Mbaqanga evolved in the 1960’s from traditional Zulu music. Western instruments were used to form a local version of jazz - American jazz influence was mixed with traditional Zulu instruments to form varietal harmonic patterns of blues and swanky African sounds. Mbaqanga is also influenced by kwela music and can be seen as a replica of the earlier marabi style of music (the first attempt at African jazz).
The appeal of mbaqanga lay with the incorporation of traditional dance styles of the Zulu people. This was a selling point for musicians back in the day, who would play mbaqanga at social gatherings, and people would dance continuously and enjoy the cultural celebration.
Townships like early Sophiatown and Soweto produced mbaqanga musicians and bands, such as Simon "Mahlathini" Nkabinde, Miriam Makeba and the Mahotella Queens.
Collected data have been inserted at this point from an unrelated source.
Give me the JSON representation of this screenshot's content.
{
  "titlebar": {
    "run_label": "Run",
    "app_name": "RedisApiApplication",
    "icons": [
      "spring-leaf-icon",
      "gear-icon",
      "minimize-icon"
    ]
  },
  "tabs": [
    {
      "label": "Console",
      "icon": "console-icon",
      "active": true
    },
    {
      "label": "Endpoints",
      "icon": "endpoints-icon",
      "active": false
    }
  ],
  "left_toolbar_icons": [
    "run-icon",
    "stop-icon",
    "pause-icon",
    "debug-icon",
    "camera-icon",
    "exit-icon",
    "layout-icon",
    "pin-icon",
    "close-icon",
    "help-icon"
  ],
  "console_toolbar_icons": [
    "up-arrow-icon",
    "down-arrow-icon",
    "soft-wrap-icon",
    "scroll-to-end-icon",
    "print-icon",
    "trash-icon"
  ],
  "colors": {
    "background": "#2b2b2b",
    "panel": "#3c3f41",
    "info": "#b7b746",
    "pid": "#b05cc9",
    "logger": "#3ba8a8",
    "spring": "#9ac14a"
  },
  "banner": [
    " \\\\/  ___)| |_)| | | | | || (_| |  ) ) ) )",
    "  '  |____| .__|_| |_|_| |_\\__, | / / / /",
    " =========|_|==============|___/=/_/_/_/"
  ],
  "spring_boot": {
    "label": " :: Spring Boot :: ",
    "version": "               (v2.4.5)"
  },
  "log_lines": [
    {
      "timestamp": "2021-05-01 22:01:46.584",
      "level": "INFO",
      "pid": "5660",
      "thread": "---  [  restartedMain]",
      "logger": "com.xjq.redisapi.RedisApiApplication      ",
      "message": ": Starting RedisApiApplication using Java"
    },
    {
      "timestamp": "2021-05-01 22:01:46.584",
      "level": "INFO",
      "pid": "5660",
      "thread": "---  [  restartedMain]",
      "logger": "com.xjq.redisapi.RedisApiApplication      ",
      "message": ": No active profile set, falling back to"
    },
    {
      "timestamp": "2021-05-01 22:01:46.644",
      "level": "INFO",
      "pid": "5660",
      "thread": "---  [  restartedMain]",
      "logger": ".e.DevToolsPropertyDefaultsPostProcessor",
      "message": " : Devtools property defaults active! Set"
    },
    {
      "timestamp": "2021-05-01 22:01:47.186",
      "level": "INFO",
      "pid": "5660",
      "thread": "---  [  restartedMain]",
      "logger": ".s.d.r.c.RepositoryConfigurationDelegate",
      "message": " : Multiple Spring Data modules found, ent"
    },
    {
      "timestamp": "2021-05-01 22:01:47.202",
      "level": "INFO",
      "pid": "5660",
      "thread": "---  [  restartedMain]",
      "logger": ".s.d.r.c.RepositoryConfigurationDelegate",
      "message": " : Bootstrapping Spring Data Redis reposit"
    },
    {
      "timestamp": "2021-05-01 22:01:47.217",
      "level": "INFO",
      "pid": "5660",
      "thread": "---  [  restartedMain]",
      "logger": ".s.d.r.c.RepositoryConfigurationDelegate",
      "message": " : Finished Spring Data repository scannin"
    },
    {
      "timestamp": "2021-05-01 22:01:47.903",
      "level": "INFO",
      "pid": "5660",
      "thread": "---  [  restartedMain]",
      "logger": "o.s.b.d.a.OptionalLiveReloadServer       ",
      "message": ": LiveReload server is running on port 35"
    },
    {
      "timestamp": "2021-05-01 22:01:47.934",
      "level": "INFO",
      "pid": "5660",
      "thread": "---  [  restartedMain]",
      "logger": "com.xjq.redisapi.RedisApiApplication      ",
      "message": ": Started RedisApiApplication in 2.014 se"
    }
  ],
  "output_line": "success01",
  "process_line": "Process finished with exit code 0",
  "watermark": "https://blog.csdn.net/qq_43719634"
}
The genre is still a familiar and lively sound to many South Africans as it continues to influence the SA music scene.
Urbanised African Music
The late Langa jazz legend Ngxeko Syfred Dlova described mbaqanga as a music genre that could only be performed by South African, urbanised musicians. “Mbaqanga is an expression of African urban musicians; maybe an interpretation of jazz. It would be almost a school of music, in the same mode as jazz.
Today, it is not only performed by urbanised musicians - it can be performed by people in rural areas also. It is strictly South African and I don't think you can get that kind of sound anywhere else in the world. It is a feeling of true expression, of black musicians, in a way like how we can express ourselves through these western instruments. But it also has a jazz influence in its origins.”
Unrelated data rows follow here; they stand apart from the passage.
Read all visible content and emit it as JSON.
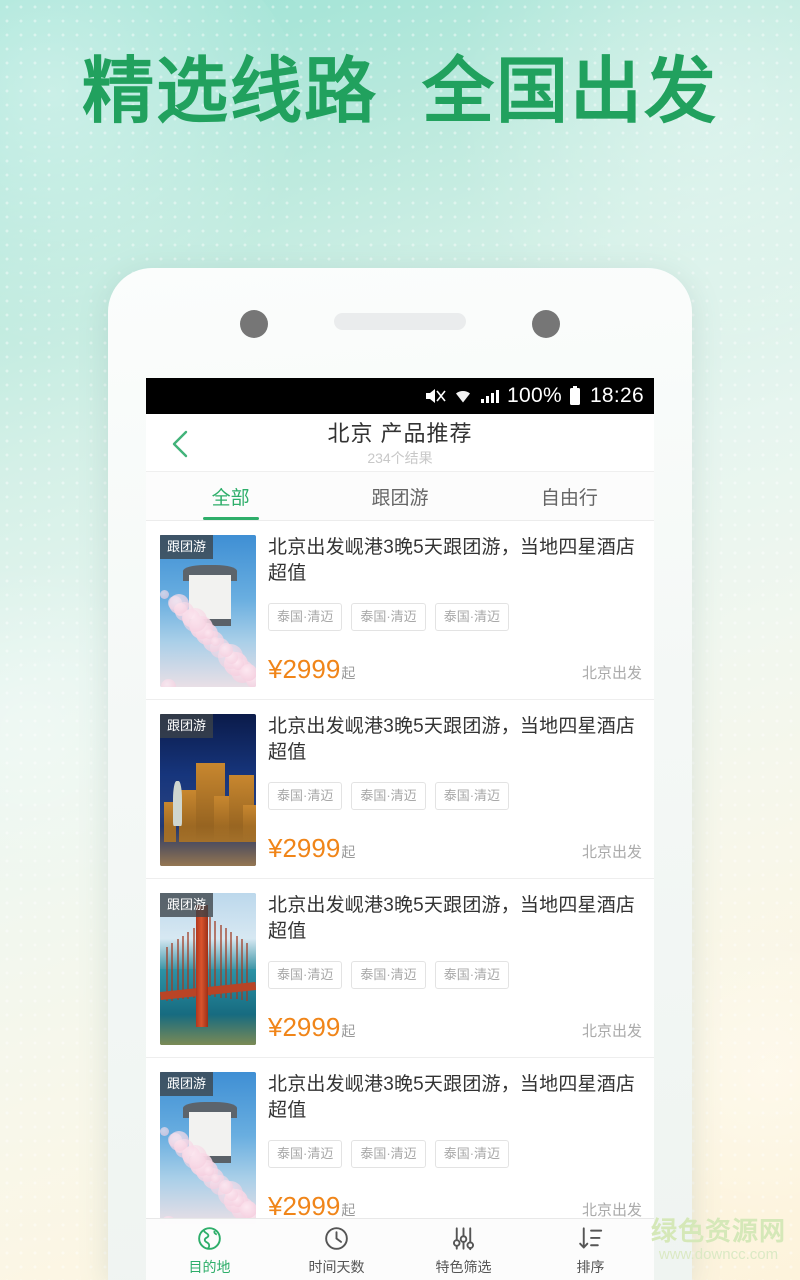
{
  "promo": {
    "headline": "精选线路  全国出发"
  },
  "status_bar": {
    "mute_icon": "mute-icon",
    "wifi_icon": "wifi-icon",
    "signal_icon": "signal-icon",
    "battery_percent": "100%",
    "battery_icon": "battery-icon",
    "time": "18:26"
  },
  "header": {
    "back_icon": "back-chevron-icon",
    "title": "北京 产品推荐",
    "result_count": "234个结果"
  },
  "tabs": [
    {
      "label": "全部",
      "active": true
    },
    {
      "label": "跟团游",
      "active": false
    },
    {
      "label": "自由行",
      "active": false
    }
  ],
  "products": [
    {
      "badge": "跟团游",
      "title": "北京出发岘港3晚5天跟团游，当地四星酒店超值",
      "tags": [
        "泰国·清迈",
        "泰国·清迈",
        "泰国·清迈"
      ],
      "price_symbol": "¥",
      "price": "2999",
      "price_suffix": "起",
      "depart": "北京出发",
      "image": "cherry-blossom-castle"
    },
    {
      "badge": "跟团游",
      "title": "北京出发岘港3晚5天跟团游，当地四星酒店超值",
      "tags": [
        "泰国·清迈",
        "泰国·清迈",
        "泰国·清迈"
      ],
      "price_symbol": "¥",
      "price": "2999",
      "price_suffix": "起",
      "depart": "北京出发",
      "image": "las-vegas-night"
    },
    {
      "badge": "跟团游",
      "title": "北京出发岘港3晚5天跟团游，当地四星酒店超值",
      "tags": [
        "泰国·清迈",
        "泰国·清迈",
        "泰国·清迈"
      ],
      "price_symbol": "¥",
      "price": "2999",
      "price_suffix": "起",
      "depart": "北京出发",
      "image": "golden-gate-bridge"
    },
    {
      "badge": "跟团游",
      "title": "北京出发岘港3晚5天跟团游，当地四星酒店超值",
      "tags": [
        "泰国·清迈",
        "泰国·清迈",
        "泰国·清迈"
      ],
      "price_symbol": "¥",
      "price": "2999",
      "price_suffix": "起",
      "depart": "北京出发",
      "image": "cherry-blossom-castle"
    }
  ],
  "bottom_nav": [
    {
      "label": "目的地",
      "icon": "globe-icon",
      "active": true
    },
    {
      "label": "时间天数",
      "icon": "clock-icon",
      "active": false
    },
    {
      "label": "特色筛选",
      "icon": "sliders-icon",
      "active": false
    },
    {
      "label": "排序",
      "icon": "sort-icon",
      "active": false
    }
  ],
  "watermark": {
    "name": "绿色资源网",
    "url": "www.downcc.com"
  },
  "colors": {
    "brand_green": "#2eae6a",
    "headline_green": "#21a15e",
    "price_orange": "#f08519",
    "watermark_green": "#d5e8b8"
  }
}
He continued to note that the music genre is very African. “Mbaqanga does not need any level of sophistication in terms of academia - it is a natural expression of people of the music they enjoy. It is not only appreciated by the musicians who play the music but also by the listeners. I mean, it frees them. If you could see people dance when you play mbaqanga, they express their joy, their feelings and their appreciation of the music. And the musicians also respond. It's like everybody kind of participates. The performer and the listener, it's just one feeling or spirit which rotates among these people. It is music that will always be with the people. It will never leave the people and the people will never leave that music. It is part of the people.”